Frauenpower

Mit Ramona Kühne, Dreifach-Weltmeisterin, und Ikram Kerwat, WBC Female International Champion 2016, kämpften Deutschlands beste Boxerinnen um den WBO Female International Title.

Die Max-Schmeling-Halle in Berlin war am 16. Juli 2016 mit über 5 000 Zuschauern voll besetzt. Es lag eine besondere Atmosphäre in der Luft, so kurz vor dem Kampf um den vakanten WBO Female International Title, dem ersten internationalen Titelkampf des Abends, zwischen Ikram Kerwat und Ramona Kühne. Mit Ramona Kühne, Dreifach-Weltmeisterin, und Ikram Kerwat, immerhin WBC Female International Champion 2016, standen sich wahrscheinlich Deutschlands beste Boxerinnen gegenüber, und die Deutsche Boxwelt fragte sich, wie wohl die Strategie der erfahreneren Kühne gegen die Kampfmaschine Kerwat aussehen würde, und ob Kerwat einen Kampf auf höchstem Niveau über mehrere Runden überhaupt durchstehen könne.

Schon in der ersten Runde war klar, dass sich beide hier nichts schenken. Kein taktisches Abklopfen, kein Beobachten und Herantasten. Beide Boxerinnen wollten der Gegnerin von der ers-ten Sekunde an demonstrieren, dass sie hier gewinnen wollen und werden. Kühne zeigte sich in körperlich sehr guter Verfassung und ebenso vorbereitet. Kerwats physische Dominanz war nur noch von ihrer deutlich zu spürenden Motivation übertroffen.

Die ersten drei Runden waren bestimmt vom Kampfgeist beider Athletinnen, und es kam zu einem kraftraubenden Schlagabtausch, bei dem keine der beiden eine Runde klar für sich entscheiden konnte.

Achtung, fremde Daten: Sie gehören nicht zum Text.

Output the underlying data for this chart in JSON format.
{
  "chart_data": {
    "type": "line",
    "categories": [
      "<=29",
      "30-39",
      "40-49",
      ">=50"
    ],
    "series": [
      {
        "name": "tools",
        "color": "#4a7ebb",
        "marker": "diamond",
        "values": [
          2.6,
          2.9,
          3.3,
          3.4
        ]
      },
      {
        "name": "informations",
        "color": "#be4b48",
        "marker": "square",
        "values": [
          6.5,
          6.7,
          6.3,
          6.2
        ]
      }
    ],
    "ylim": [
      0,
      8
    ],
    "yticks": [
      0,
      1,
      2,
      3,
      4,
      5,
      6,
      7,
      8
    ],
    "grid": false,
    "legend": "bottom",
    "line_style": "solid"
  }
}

In Runde vier konnte Kühne einen Treffer mit der linken Führhand landen, und Kerwat ging das erste Mal als Profiboxerin zu Boden. Das aber für nur drei Sekunden. Im Anschluss ging der hochklassige Fight weiter – mit einer kurzen Pause, da sich der Zopf von Kerwat gelockert hatte, den Trainer Georg Bramowski kurzerhand tapte.

Auch die fünfte Runde zeigte noch keine wirkliche Dominanz einer der beiden Kontrahentinnen, und das, obwohl – wie sich später herausstellte – Kerwat seit Runde drei mit einer ausgekugelten Schulter boxte. Doch wie ist es dazu gekommen? Während eines Schlagabtauschs aus kurzer Distanz kugelte Kühne Kerwats Schulter aus, indem sie ihren linken Arm umklammerte und mit einer ruckartigen Körperbewegung nach oben riss. Kerwat boxte Runde drei, vier und fünf dann unter extremen Schmerzen mit ausgekugelter Schulter und – wie sich später im Krankenhaus herausstellte – gerissener Gelenkkapsel – weiter, musste jedoch wegen der Schwere der Verletzung schließlich nach der fünften Runde den Kampf abbrechen.

Nach dem Kampf war Kerwat sichtlich enttäuscht und sagte im Interview, dass das letzte Wort zwischen beiden Athletinnen noch nicht gesprochen sei. Kühne hingegen zeigte sich im anschließenden Interview mehr als glücklich, dass sie gewonnen hatte.